Lundi
13 septembre 2004
Je me lève assez tôt, et attends qu’Axel soit parti
pour sortir de la chambre, sur les bons conseils de Shotaro. La nuit a
été un peu difficile, peut-être à cause de
l’ume-shu? En tout cas Riki dort comme un loir pendant que je fais
des tas de petites choses, comme il aime quand il est fatigué (namabeeru).
Je prépare entre autre un gros sac de voyage afin de l’expédier
directement à l’aéroport par les transporteurs Kuro
Neko Yamato.
Shotaro fait le meilleur que j’ai bu de tout le voyage. J’envoie
quelques e-mails et on attend que mon Ryukyu king se lève, vers
11h pour décider de ce que l’on va faire. On décide
alors d’aller à Yurakocho chez Muji, Sofmap et Bicou camera.

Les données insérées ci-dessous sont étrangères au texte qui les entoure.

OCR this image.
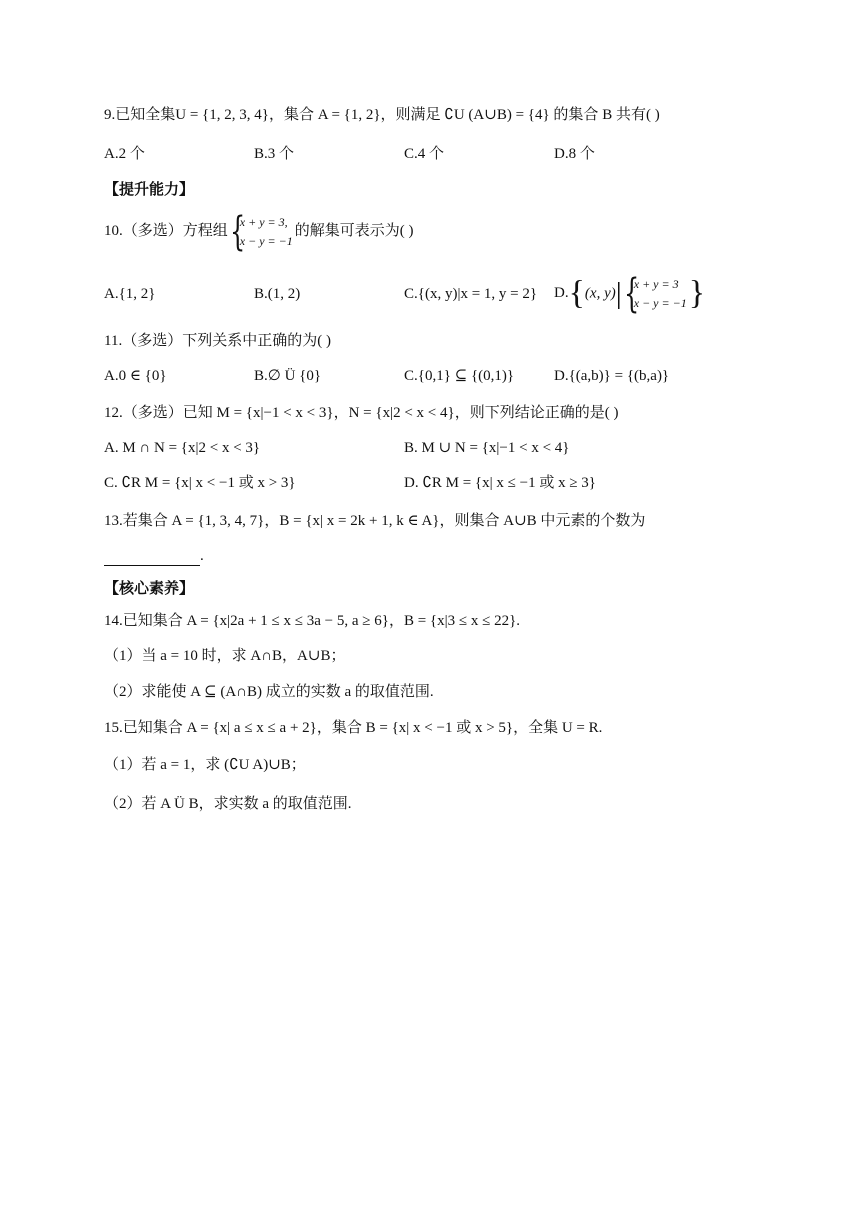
9.已知全集U = {1, 2, 3, 4}，集合 A = {1, 2}，则满足 ∁U (A∪B) = {4} 的集合 B 共有( )
A.2 个	B.3 个	C.4 个	D.8 个
【提升能力】
10.（多选）方程组 {
x + y = 3,
x − y = −1
的解集可表示为( )
A.{1, 2}	B.(1, 2)	C.{(x, y)|x = 1, y = 2} D.{(x, y)| {
x + y = 3
x − y = −1 }
11.（多选）下列关系中正确的为( )
A.0 ∈ {0}	B.∅ Ü {0}	C.{0,1} ⊆ {(0,1)}	D.{(a,b)} = {(b,a)}
12.（多选）已知 M = {x|−1 < x < 3}，N = {x|2 < x < 4}，则下列结论正确的是( )
A. M ∩ N = {x|2 < x < 3}	B. M ∪ N = {x|−1 < x < 4}
C. ∁R M = {x| x < −1 或 x > 3}	D. ∁R M = {x| x ≤ −1 或 x ≥ 3}
13.若集合 A = {1, 3, 4, 7}，B = {x| x = 2k + 1, k ∈ A}，则集合 A∪B 中元素的个数为
.
【核心素养】
14.已知集合 A = {x|2a + 1 ≤ x ≤ 3a − 5, a ≥ 6}，B = {x|3 ≤ x ≤ 22}.
（1）当 a = 10 时，求 A∩B，A∪B；
（2）求能使 A ⊆ (A∩B) 成立的实数 a 的取值范围.
15.已知集合 A = {x| a ≤ x ≤ a + 2}，集合 B = {x| x < −1 或 x > 5}，全集 U = R.
（1）若 a = 1，求 (∁U A)∪B；
（2）若 A Ü B，求实数 a 的取值范围.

Et nous voila donc partis à travers Tokyo avec l’idée
de faire quelques achats (qui s’avéreront nombreux en fait).
Nous allons d’abord Muji mais la faim nous fait vite ressortir et
nous cherchons un endroit pour manger car hélas le MujiMeal est
en travaux jusqu’au 22 septembre, grrr! Nous irons la prochaine
fois. Nous mangeons: un curryRice pour Riki, un riz pilaf aux seafood
pour Shotaro et quelques poissons fris pour moi. Puis le ventre bien rempli,
nous traversons la rue et retournons dans notre magasin préféré
de ce quartier.
Chez Muji nous achetons pas mal de choses: veste pour Riki, pull pour
Riki, pull pour moi, pull pour Gentiane, pince pour accrocher l’édredon
sur la fenêtre, bricoles... Puis descendons d’un étage
chez Sofmap: écrans transparents pour les portables (le mien et
celui de Tom), boites à mémory stick... Et comme la micro
caméra que Riki a repéré n’y est plus en noir,
nous filons chez Bic, en face pour la trouver. Par chance elle y est et
au même prix, mais grâce à la carte de fidélité
Bic, nous avons 7000 yens de remise pour les prochains achats. Riki avait
besoin de nouveaux écouteurs (encore) à 2000 yens, et on
ne paie rien! Wahou, c’est génial, comment le vendeur a-t-il
pu nous poser la question de savoir si oui ou non on prenait cette carte
gratuite...
Le pauvre Shotaro nous suit partout et nous aide en plus à porter
les paquets qui commencent à se faire de plus ne plus nombreux.
Comme Riki a décidé de me faire un beau cadeau, comme s’il
ne m’en faisait pas suffisamment, nous allons chez Matsusakaya Ginza,
au rayon kimono, car je voudrais un petit sac comme les japonaises portent
lorsqu’elles sont en kimono. je vais d’ailleurs peut-être
commencer une collection de ces sacs que j’adore... Le 7ème
étage est un ravissement pour les yeux, mais pas pour le porte-monnaie,
avec tous ces tissus et accessoires si typiques. Riki trouve les sacs
dorés très beaux mais je leur préfère un petit
sac vert avec quelques crisenthèmes imprimés. C’est
donc celui-là que je choisis ainsi qu’une paire de broches
à pampilles pour mettre sur les kimono des fillettes mais dont
j’ai déjà une idée de leur utilisation.
Puis nous quittons, hélas le grand magasin, mais peut-être
aurons nous le temps de revenir avant la fin du voyage, et alors que Riki
va nous attendre à l’Apple store, Shotaro et moi allons dans
un magasin de papier japonais où je me régale. Bien fatigués
nous décidons d’un commun accord qu’il est temps de
rentrer, surtout que Shotaro doit faire des courses pour le repas de ce
soir, et le préparer avant qu’Axel ne soit rentré.
De retour à Omori, nous passons donc aux rayons alimentations du
grand magasin de la station de métro, qui sont remplis de légumes
inconnus de nous, sauf les Kiniko (champignons).
Puis prenons quelques victuailles et rentrons chez Chinosho. Pendant qu’il
prépare le délicieux repas, je range un peu les valises
qui débordent de tous les cotés. Vers 20h, quand Axel rentre
nous dînons. Tous les mets que Shotaro a préparé sont
délicieux puis nous finissons le repas avec les gâteaux de
patates douces et les mochi au café.
Nous sommes bien fatigués d’hier soir et de notre journée
de shopping et nous allons nous coucher de bon heure.